Explanation / Answer

BuyCo is a privately held technology developer and manufacturer in the transportation industry. BuyCo entered into a business combination with SellCo on October 31, 20X1 to purchase certain assets and assume certain liabilities of SellCo. The assets and liabilities acquired meet the definition of a business as defined by ASC 805-10-20, which means that it can be accounted for as a business combination. According to ASC 805-10-25-1, an entity should account for each business combination by applying the acquisition method. The total consideration transferred is equal to the acquisition date fair values of the assets transferred by the acquirer, the liabilities incurred by the acquirer to former owners of the acquiree, and the equity interest issued by the acquirer (ASC 805-30-30-7).

The agreement includes BuyCo transferring to the owners of SellCo $2 million in cash, assuming SellCo’s liabilities of $4.5 million, and transferring 10 million shares of BuyCo’s common stock to SellCo. The fair value of BuyCo’s common stock was $1.95 per share on December 31, 20X1, the date the transaction closed, for a total value of $19.5 million. The acquirer must also recognize the acquisition date fair value of any contingent consideration (ASC 805-30-25-5). A third party valuation specialist estimated the fair value of the the contingent consideration, which is the Share Value Commitment, to be $450,000 on December 31, 20X1.

The contingent consideration states that if BuyCo undergoes an IPO from December 31, 20X1 to December 31, 20X1, the liquidity event period, and the 10 million shares received by SellCo have a fair value of less than $20 Million, BuyCo would be required to issue up to 2 million additional shares of common stock so that the fair value of shares held by SellCo equals $20 million. BuyCo has concluded that it is more likely than not that the number of shares required to settle will be less than 2 million.

BuyCo’s Share Value Commitment should be accounted as a liability on the balance sheet on December 31, 20X1 as defined by ASC 480-10-25-14. As part of the agreement, BuyCo is required to settle the Share Value Commitment in shares. BuyCo’s equity shares shall be classified as liability because at the time of the inception the monetary value of the obligation was a known fixed monetary amount.

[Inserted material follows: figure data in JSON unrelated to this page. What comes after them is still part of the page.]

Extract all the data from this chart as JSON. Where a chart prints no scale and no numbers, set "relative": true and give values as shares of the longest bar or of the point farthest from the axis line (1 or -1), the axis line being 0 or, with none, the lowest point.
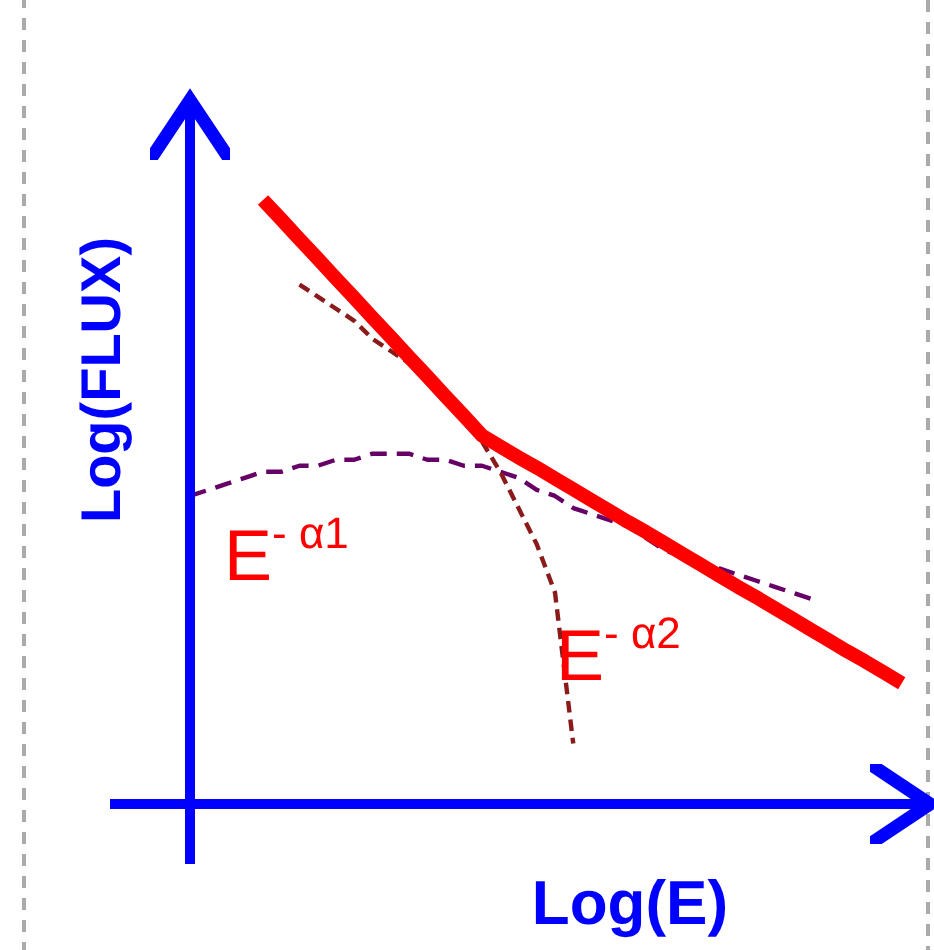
{
  "chart_data": {
    "type": "line",
    "relative": true,
    "xlabel": "Log(E)",
    "ylabel": "Log(FLUX)",
    "categories": [
      null,
      null,
      null,
      null,
      null,
      null,
      null,
      null,
      null,
      null,
      null,
      null,
      null,
      null,
      null,
      null,
      null,
      null,
      null,
      null,
      null,
      null,
      null,
      null,
      null,
      null,
      null,
      null,
      null,
      null,
      null,
      null,
      null,
      null,
      null,
      null,
      null,
      null,
      null,
      null,
      null
    ],
    "series": [
      {
        "color": "#660066",
        "line_style": "dashed",
        "values": [
          0.51,
          0.52,
          0.53,
          0.54,
          0.55,
          0.55,
          0.56,
          0.56,
          0.57,
          0.57,
          0.58,
          0.58,
          0.58,
          0.57,
          0.57,
          0.56,
          0.56,
          0.55,
          0.54,
          0.52,
          0.51,
          0.49,
          0.48,
          0.47,
          0.46,
          0.44,
          0.42,
          0.41,
          0.4,
          0.39,
          0.38,
          0.37,
          0.36,
          0.35,
          0.34,
          null,
          null,
          null,
          null,
          null,
          null
        ]
      },
      {
        "color": "#8b1a1a",
        "line_style": "dashed",
        "values": [
          null,
          null,
          null,
          null,
          null,
          null,
          0.86,
          0.84,
          0.82,
          0.8,
          0.77,
          0.75,
          0.73,
          null,
          null,
          null,
          0.6,
          0.55,
          0.49,
          0.43,
          0.35,
          0.1,
          null,
          null,
          null,
          null,
          null,
          null,
          null,
          null,
          null,
          null,
          null,
          null,
          null,
          null,
          null,
          null,
          null,
          null,
          null
        ]
      },
      {
        "color": "#ff0000",
        "line_style": "solid",
        "values": [
          null,
          null,
          null,
          null,
          1,
          0.968,
          0.935,
          0.903,
          0.87,
          0.838,
          0.805,
          0.773,
          0.74,
          0.708,
          0.675,
          0.643,
          0.61,
          0.592,
          0.574,
          0.557,
          0.539,
          0.521,
          0.503,
          0.485,
          0.467,
          0.45,
          0.432,
          0.414,
          0.396,
          0.378,
          0.36,
          0.343,
          0.325,
          0.307,
          0.289,
          0.271,
          0.253,
          0.236,
          0.218,
          0.2,
          null
        ]
      }
    ],
    "annotations": [
      "E$^{- α1}$",
      "E$^{- α2}$"
    ]
  }
}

ASC 805-30-35-1 states that a contingent payment involving a liability will be re-measured at each subsequent reporting date until the contingent event has been settled, with changes being reported in net income. The measurement period is defined by ASC 805-10-25 as the time after the initial acquisition date during which the acquirer may adjust the provisional amounts recognized at the acquisition date. The measurement period ends as soon as the acquirer has the needed information about the facts and circumstances and does not exceed one year from the acquisition date. BuyCo signed a agreement with SellCo which defined the liquidity event period beginning at the closing of the Transaction (December 31, 20X1) and the ending on December 31, 20X2. During the measurement period, Buyco should retrospectively adjust the provisional amounts recognized. BuyCo would record the journal entry to adjust for the Share Value Commitment by debiting a loss in net income for $750,00 and crediting contingent consideration liability for $750,000.